Tristan Hughes, “Up Here”
Occasionally, trying to recall the origins of a story can leave you feeling a bit like a hapless paleontologist, searching beds of shale and finding only frustrating gaps in the fossil record. But the origins of this story remain clear to me. I can trace them to a specific place and time; a single day, a single afternoon.
It was summer, and I was in love and living in a remote corner of northwestern Ontario. And I was at a party. Like the best parties, it was one of those impromptu affairs, where a few neighbors gather and the sun shines and you lose track of time and the world becomes a little golden. It didn’t take much to make it an idyll: we were by a lake in the middle of a great forest. Late in the afternoon, I was talking to one of my neighbors when he told me, very matter-of-factly, that he had to get up early the next morning to put down his friend’s old dog. We must have spoken about other things. I must have swum and laughed and drunk with everybody else. But the spell had been broken, and in its wake crept a nameless sense of disarray. That night I wrote “The day of the dog” in a notebook and didn’t open it again for two years.
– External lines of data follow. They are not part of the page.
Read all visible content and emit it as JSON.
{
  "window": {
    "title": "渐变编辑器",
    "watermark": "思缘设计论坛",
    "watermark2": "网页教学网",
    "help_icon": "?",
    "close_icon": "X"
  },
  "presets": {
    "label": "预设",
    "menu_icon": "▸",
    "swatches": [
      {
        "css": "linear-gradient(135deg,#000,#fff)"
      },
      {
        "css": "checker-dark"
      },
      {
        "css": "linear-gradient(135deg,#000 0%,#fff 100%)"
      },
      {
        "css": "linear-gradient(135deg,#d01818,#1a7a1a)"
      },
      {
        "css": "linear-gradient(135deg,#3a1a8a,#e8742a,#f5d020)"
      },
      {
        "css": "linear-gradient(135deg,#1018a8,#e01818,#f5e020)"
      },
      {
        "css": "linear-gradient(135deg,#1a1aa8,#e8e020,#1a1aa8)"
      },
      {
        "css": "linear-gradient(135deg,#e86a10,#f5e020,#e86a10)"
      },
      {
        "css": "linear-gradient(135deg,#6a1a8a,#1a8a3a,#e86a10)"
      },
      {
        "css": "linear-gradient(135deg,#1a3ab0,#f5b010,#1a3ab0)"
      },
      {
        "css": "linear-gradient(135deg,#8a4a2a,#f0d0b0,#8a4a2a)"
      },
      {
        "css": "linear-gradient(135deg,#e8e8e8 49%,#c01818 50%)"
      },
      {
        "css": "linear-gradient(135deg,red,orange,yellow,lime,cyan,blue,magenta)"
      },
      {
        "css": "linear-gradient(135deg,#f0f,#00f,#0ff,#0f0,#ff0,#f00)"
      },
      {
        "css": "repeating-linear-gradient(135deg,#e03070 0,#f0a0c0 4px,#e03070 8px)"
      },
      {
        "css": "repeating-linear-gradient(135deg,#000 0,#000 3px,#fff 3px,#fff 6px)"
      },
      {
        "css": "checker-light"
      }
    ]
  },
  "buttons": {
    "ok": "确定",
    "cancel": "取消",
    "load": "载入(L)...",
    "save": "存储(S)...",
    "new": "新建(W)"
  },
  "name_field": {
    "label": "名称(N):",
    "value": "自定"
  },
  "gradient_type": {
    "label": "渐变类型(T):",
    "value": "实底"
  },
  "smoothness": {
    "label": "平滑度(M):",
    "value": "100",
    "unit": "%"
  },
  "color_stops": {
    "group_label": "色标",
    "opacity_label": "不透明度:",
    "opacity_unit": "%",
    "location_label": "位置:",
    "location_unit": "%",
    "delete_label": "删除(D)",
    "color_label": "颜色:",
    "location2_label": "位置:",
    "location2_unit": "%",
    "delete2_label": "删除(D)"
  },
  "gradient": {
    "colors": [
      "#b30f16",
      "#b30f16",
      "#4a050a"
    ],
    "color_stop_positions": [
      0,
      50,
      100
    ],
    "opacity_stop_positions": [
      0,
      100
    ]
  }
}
When I did, that unsettling feeling seemed to waft up from the page like the remembered scent of a pressed flower. Sometimes you know you have a story because something leaves you with a residue of feeling you can’t shake off; it sits in the pit of your stomach, and you don’t know what it is yet, or what it means, or what form it will take. And then, as I began to write, it took on a form: a love story—and a pastoral. All the original elements were there—a sunlit clearing in a forest, a lake glittering in the light, an old dog—but what came later was the animating pulse that brought them together, the realization of what had been there the whole time. An inky rippling
across the water, a rustling among the green leaves. Et in Arcadia ego.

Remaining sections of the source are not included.